Just a month ago, Barrett’s successor and current CEO Paul Otellini criticized the US government for a range of what he called anti-business approaches. And Intel cofounder Andy Grove touched off the pressure with a piece in Business Week in July, in which he tackled the issues of growth with more political savvy than did his colleagues but equal conviction.
While Grove was sensible enough to couch his plea in terms that relying on startups to innovate the US back to the center of tech universe isn’t a panacea, each of the Intel execs put the onus on the US government to fix the industry’s woes.
To be sure, government policy should be designed to promote growth, job creation and innovation while at the same time not screwing over the little guy. In fact, however, conceptualizing and executing the perfect is far from easy.
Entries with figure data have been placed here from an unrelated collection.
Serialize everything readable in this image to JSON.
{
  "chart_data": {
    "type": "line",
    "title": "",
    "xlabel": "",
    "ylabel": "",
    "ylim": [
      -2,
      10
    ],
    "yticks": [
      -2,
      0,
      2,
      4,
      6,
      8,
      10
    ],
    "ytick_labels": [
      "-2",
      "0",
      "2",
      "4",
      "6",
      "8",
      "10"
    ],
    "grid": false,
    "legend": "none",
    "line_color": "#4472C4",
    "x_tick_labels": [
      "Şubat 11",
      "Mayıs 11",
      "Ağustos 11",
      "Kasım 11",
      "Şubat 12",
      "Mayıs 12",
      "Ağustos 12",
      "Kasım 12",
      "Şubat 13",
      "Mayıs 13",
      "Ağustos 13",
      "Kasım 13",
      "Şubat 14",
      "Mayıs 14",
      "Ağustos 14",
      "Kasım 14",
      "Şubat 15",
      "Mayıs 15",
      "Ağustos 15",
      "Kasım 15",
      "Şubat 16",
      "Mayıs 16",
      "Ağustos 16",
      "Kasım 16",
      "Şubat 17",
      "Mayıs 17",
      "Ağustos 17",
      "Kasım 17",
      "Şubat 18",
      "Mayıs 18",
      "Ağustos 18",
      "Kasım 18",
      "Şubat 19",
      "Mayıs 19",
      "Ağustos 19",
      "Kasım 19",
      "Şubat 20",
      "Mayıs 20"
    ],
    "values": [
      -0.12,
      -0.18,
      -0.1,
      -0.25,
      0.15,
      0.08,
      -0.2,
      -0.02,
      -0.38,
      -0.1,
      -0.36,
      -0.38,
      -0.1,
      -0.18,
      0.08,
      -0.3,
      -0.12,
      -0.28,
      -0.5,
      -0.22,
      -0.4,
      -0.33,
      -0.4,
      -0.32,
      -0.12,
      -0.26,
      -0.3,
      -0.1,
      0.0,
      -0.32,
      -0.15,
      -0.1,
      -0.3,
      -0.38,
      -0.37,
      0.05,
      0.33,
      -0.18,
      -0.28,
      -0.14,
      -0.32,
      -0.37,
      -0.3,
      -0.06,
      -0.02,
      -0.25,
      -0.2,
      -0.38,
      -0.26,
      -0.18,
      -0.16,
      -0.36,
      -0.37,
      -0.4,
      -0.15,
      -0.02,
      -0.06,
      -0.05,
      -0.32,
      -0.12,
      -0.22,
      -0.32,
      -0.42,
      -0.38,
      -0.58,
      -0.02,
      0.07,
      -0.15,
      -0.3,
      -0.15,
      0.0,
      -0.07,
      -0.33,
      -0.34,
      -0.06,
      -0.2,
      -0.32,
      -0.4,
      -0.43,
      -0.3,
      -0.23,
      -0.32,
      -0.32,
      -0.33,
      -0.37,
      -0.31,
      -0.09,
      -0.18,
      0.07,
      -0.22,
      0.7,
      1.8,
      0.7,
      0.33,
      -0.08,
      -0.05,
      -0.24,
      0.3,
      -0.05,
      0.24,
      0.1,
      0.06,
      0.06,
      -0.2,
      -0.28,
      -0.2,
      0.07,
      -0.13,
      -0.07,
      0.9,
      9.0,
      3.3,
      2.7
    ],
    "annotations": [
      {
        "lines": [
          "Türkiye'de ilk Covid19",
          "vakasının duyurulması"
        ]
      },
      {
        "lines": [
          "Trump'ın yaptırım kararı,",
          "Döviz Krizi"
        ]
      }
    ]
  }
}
There are certain contradictions in the Intel PR campaign. Barrett and Otellini want government to loosen the chains, while Grove asserts the US policy of a free market penalizes domestic companies. Further, Grove’s thesis centers around creating jobs in the US, while his colleagues seem more concerned with generating greater profits for Intel (and no, the two don’t necessarily go hand-in-hand). The troika agree, however, that tax policy must change, insisting that the US corporate tax rate is the highest in the world. What this omits, of course, is that more than 67% of American businesses pay no taxes (for the record, UP Media Group isn’t one of them. Perhaps we need better accountants.)
As Forbes pointed out in May, General Electric had an 2008 effective tax rate of 5.3%, and while its 2009 pretax income was $10.3 billion it not only paid no US tax, it recorded a tax benefit of $1.1 billion! Intel’s own tax rate was about 23% last year and in 2007, and 31% in 2008.
What Intel is suggesting is intellectually dishonest, and unbecoming one of the great American tech success stories. And, not to be too cynical, but it’s impossible not to note that while Intel’s stock price is listing, plenty of its competitors seem to be doing just fine.
It’s time Intel looked inward, and stopped blaming everyone else for problems that are largely self-created.